Coaches, ADs debate how to handle cost of attendance


AMELIA ISLAND, Fla. – Boston College athletic director Brad Bates is a modern day Nostradamus. He denies it, of course, but there is only one man who could point a finger and shout, “Told you so!” on the cost of attendance issue.

His words back in January – when BC was the only school to vote against cost-of-attendance legislation – do all the talking. He predicted exactly what has played out over the last several months and during conversations at the ACC spring meetings, as coaches have openly wondered how the inherent inequities will affect recruiting and athletic directors have wondered how they are going to pay for it all.

“This was predictable,” Bates said. “This is not an unintended consequence. We knew this was going to happen. Now people are starting to realize because it’s playing out on the recruiting trail.”

Clemson coach Dabo Swinney recently said the entire issue was a “nightmare” because of the disparities from institution to institution. Full cost of attendance means an additional payment for miscellaneous expenses, including travel back home.

Schools use a federally mandated formula to determine what it will cost to attend their university. The payouts vary widely not only from school to school but student to student. Clemson, for example, is set to offer about $3,600 to prospective students. South Carolina’s number is over $4,000. Florida State’s is higher, too. Boston College, on the other hand, is on the lower end.

Bates said the financial aid office is still working on final calculations, but its number should be close to about $1,400.

And yes, coaches have already encountered money questions on the recruiting trail.

“We’re talking about cash,” Swinney said. “It’s one thing when you talk about a recruiting calendar or contact period but when you’re talking about cash, that’s a different deal.”

There is no proof just yet that prospective student-athletes are making choices based on how much money they can get in cost of attendance from each school. But cost of attendance cannot be looked at in a vacuum, either.

“It’s more equitable than people think,” Notre Dame athletic director Jack Swarbrick said. “I don't know whether it will be perceived as equitable. So it may produce a real advantage because people don’t understand it. If the only thing you look to is, 'How big is the cost-of-attendance check,' great inequities will exist. But if you realize the cost-of-attendance check is bigger or smaller, depending upon the other direct financial aid you’ve been given, it starts to even out.”

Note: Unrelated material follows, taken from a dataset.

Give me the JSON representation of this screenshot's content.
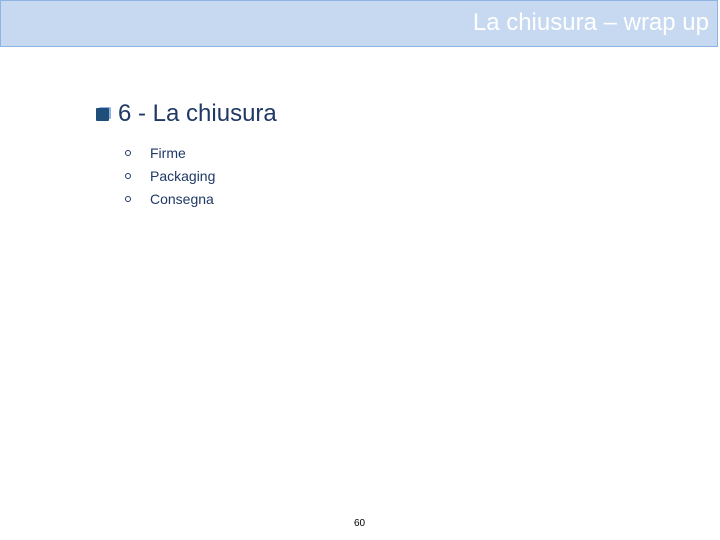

Because there are so many unknowns, the natural reaction is to look at the individual dollar amounts offered and immediately jump to conclusions. Every coach and athletic director is worried about being at a competitive disadvantage. But nobody knows whether that is actually the case.

“Sometimes I think in idealistic terms,” Virginia athletic director Craig Littlepage said. “I would like to think that kids are making decisions not strictly on the basis of financials. What we have seen in so many cases over a long period of time is there’s no such thing as a level playing field. It’s an elusive concept. As much as we have done things to legislate the even playing field, there are going to be unintended consequences. Let’s see over a period of time what the true impact is and let’s try to figure out how we can take some of the sting out of whatever those adverse consequences may be, if there are some. Mike (London) hasn’t raised the red flag to say, ‘We’re going to get killed’ or ‘It’s working in our favor’ or anything along those lines. We’ll just have to wait and see.”

Still, there is the very real fear that athletic departments will begin to meddle in financial aid offices to try and raise their cost-of-attendance figures.

“It’s not limited to athletics,” Swarbrick said. “It impacts everyone you have on financial aid in your university. If you’re going to re-figure your number to help athletics, you’re making an enormous investment. … The notion people will say, 'Let’s move it to $4,000 for athletics because the other schools are offering $4,000,' I’m not saying people won’t do that, but man, that’s the tail wagging the dog.”

Not much can be done now. Full cost of attendance is set to be implemented in August, so schools have to start living in a new reality.

“The general concept of trying to invest in our student-athletes and our students across the university, that’s obviously very noble and sound and valid,” Bates said. “But the practical implications of it, we felt like the pragmatism of today is what we thought would happen in January.”